Effect of aluminum diisobutyl hypophosphate in polyethylene terephthalate and its flame retardant mechanism

Abstract

AbstractAlkyl hypophosphate flame retardants have aroused intense research interests in flame retardancy of polymers owing to the combined effect of gas phase and condensed phase. In this work, aluminum diisobutyl hypophosphate (APBA) was incorporated into polyethylene glycol terephthalate (PET) to investigate its flame retardant effect and mechanism. PET achieved a V‐2 level in UL‐94, with a low LOI of 21.2%. In contrast, PET/APBA‐15% composites showed a 51% increase of LOI value and a V‐0 level, accompanied with the significant reduction of melt droplets. Gas phase analysis by Py‐GC/MS and TG‐FTIR indicated that the phosphorous free radicals and nonflammable gases were generated during the cracking of APBA, resulting in the radical quenching and dilution of combustible gas. Condensed phase analysis by SEM, Raman, and XPS results revealed that APBA could effectively facilitate the formation of dense char layers consisting of aluminophosphate and graphitic structures due to the interaction with PET matrix. The compact barrier layer could insulate heat and inhibit the volatilization of combustible materials, leading to improved flame retardant properties.

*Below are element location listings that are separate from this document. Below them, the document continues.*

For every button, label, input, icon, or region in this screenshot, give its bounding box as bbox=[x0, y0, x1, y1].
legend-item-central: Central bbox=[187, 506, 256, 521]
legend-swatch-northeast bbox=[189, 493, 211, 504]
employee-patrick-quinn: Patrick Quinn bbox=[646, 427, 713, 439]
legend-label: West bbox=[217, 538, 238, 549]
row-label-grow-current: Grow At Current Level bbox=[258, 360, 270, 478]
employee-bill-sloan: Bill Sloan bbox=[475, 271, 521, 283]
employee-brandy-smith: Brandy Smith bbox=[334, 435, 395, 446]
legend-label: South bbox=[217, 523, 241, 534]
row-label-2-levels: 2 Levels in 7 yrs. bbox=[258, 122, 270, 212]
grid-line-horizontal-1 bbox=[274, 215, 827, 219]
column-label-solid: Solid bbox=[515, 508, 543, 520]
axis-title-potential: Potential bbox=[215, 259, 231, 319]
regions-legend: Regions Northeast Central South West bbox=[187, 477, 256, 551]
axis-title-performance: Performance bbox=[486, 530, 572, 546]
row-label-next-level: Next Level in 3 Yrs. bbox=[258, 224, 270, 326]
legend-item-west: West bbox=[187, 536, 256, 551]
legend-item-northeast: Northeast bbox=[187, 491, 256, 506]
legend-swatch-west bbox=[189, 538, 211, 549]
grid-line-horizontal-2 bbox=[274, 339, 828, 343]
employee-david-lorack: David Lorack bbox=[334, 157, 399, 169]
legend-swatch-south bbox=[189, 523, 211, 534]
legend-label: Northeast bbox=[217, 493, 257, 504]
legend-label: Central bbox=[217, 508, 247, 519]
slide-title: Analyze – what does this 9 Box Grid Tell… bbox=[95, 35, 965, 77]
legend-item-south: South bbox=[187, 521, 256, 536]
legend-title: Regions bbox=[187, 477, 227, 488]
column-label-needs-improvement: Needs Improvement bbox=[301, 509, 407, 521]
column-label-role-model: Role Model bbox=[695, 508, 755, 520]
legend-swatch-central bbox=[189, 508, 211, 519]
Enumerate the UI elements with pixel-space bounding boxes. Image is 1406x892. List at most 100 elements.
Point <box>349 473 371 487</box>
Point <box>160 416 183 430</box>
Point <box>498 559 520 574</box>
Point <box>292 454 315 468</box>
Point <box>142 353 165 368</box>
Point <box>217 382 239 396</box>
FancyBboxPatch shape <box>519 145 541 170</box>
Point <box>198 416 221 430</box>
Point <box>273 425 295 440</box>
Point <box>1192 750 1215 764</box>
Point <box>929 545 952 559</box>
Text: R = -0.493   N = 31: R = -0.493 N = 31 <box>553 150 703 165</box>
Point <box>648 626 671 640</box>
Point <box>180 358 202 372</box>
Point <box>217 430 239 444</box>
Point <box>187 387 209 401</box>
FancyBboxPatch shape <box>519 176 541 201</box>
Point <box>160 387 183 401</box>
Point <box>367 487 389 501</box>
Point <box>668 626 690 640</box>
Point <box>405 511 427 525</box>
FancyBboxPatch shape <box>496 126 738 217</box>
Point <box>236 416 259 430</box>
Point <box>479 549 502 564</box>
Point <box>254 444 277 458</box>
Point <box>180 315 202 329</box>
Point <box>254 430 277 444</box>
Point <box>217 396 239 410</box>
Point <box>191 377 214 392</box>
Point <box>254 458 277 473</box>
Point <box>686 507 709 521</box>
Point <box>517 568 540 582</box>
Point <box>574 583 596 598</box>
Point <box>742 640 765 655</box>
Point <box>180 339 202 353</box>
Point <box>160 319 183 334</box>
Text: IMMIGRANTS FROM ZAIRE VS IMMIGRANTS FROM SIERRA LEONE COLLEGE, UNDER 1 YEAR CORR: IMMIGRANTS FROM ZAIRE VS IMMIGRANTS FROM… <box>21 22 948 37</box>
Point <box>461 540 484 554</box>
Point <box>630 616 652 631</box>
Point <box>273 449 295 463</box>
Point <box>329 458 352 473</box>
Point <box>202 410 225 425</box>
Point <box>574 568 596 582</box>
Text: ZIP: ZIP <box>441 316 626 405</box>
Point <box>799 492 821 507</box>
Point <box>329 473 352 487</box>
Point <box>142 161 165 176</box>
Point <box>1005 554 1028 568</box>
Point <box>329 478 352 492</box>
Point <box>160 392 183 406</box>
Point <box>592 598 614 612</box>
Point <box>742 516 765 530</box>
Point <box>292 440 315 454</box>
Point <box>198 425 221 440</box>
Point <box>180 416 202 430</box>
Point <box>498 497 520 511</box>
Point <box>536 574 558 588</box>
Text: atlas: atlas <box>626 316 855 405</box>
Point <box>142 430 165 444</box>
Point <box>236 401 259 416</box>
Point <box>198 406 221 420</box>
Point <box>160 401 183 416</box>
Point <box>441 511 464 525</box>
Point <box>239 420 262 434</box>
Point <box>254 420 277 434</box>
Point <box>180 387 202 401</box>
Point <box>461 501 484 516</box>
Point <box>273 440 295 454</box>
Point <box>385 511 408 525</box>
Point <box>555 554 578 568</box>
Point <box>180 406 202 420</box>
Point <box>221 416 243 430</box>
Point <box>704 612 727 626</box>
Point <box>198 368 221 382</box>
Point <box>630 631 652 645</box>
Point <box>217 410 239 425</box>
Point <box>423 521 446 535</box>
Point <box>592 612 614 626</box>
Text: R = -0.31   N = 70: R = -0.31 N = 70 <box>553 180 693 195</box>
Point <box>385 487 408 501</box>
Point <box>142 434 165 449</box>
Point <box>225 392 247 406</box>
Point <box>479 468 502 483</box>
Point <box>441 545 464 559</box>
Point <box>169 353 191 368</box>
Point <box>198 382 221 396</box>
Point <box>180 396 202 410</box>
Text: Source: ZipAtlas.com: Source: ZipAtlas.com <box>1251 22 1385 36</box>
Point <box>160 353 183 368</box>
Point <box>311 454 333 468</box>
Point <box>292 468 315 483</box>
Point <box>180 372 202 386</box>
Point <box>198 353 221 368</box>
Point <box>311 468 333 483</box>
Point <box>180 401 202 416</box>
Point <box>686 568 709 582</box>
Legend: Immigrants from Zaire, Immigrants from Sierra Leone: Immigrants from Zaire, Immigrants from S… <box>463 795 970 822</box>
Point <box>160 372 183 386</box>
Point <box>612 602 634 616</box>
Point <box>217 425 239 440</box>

Furthermore, the introduction of APBA increased the melt viscosity of PET/APBA composites according to rheological analysis, which further promoted the formation of a char barrier layer to further enhance the flame retardant properties.Highlights Aluminum diisobutyl hypophosphate is used as an efficient flame retardant for PET. The flame retardant can degrade to release the phosphorous free radicals. The flame retardant can interact with the PET matrix and promote the charring.